Within Montreal, the School is collaborating with the English-speaking black community in a prevention project that aims to strengthen families. For many years black children have been disproportionately represented in the youth-protection system. The current project has brought together a number of black organizations in Montreal to train parents and build support networks to help families raise their children. The McGill Centre for Research on Children and Families was involved in an initial evaluation of the
project, and the School is looking to develop a special student-placement module with the project.

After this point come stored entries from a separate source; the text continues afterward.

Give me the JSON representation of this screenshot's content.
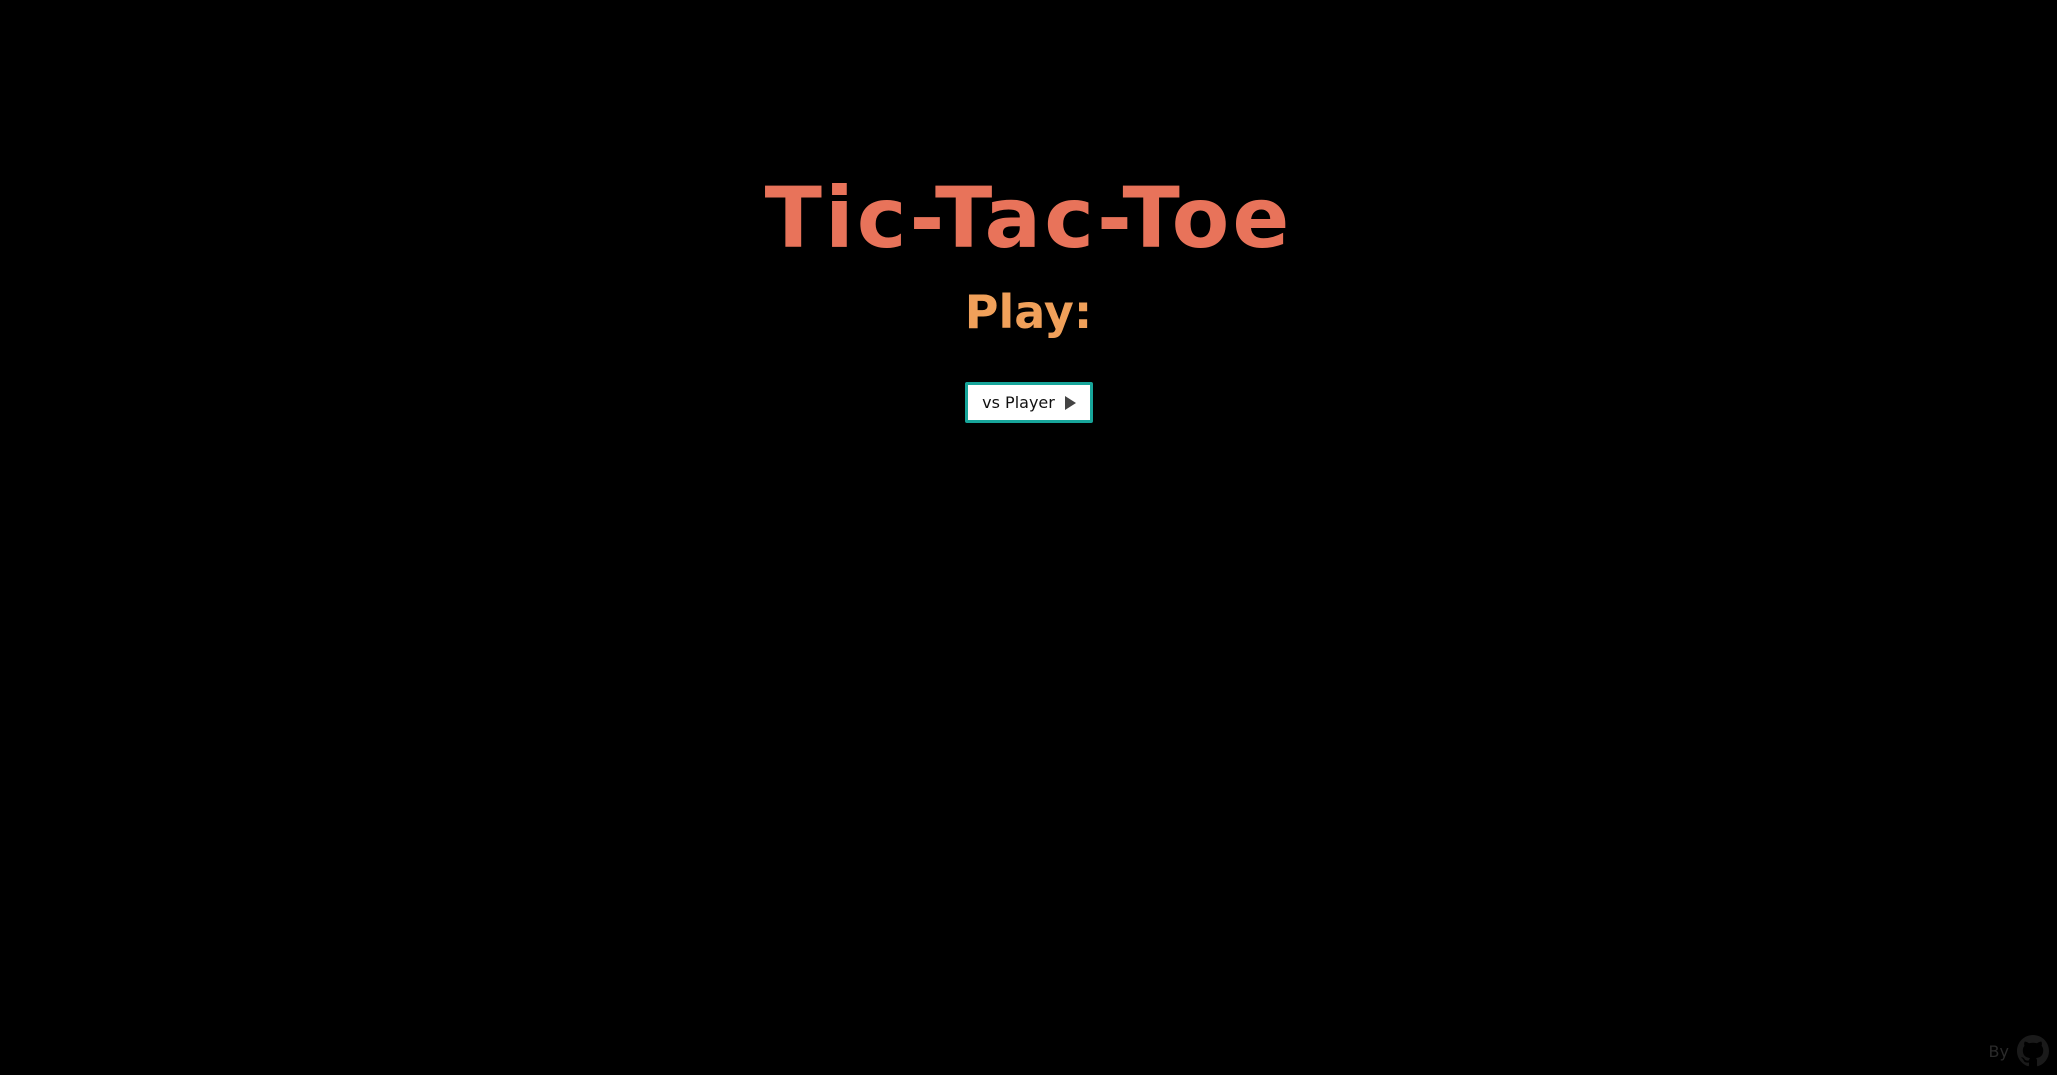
{
  "game": {
    "title": "Tic-Tac-Toe",
    "subtitle": "Play:",
    "play_button_label": "vs Player",
    "play_button_icon": "play-icon"
  },
  "footer": {
    "by_text": "By",
    "icon": "github-icon"
  },
  "colors": {
    "background": "#000000",
    "title": "#e8735a",
    "subtitle": "#f0a05a",
    "button_border": "#17a59a",
    "footer": "#2a2a2a"
  }
}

More broadly, the School has a long-established expertise in family therapy, through its affiliation with the Institute of Psychiatry at the Jewish General Hospital, where McGill students are trained. The Quebec government recently established a new professional title recognizing couple and family therapists, and McGill is the first university in the province to develop and seek approval for a Masters program in this specialty.
The Domestic Violence Clinic, based within the School, serves as a centre for student placements and research on interventions with problems of domestic violence.
In the area of children’s services, for many years the School has collaborated closely with the Batshaw Youth and Family Centres, a Centre de la jeunesse that is part of the Quebec Health and Social Services network.
Thomson, herself, has recently taken on a major role in an initiative to improve the child welfare system in Ontario. In late November, the Ontario Ministry of Children and Youth Services named her one of three members of an independent commission – and the only member from outside the province – to develop ways to make services more financially sustainable, while protecting children and improving their outcomes through evidence-based practices.
Thomson, who grew up in Montreal, earned a reputation for improving social services in the U.K., where she served as Prime Minister Tony Blair’s chief adviser on public-service reform from 2001 to 2005. She has also advised governments in Ghana, Nigeria and New Brunswick.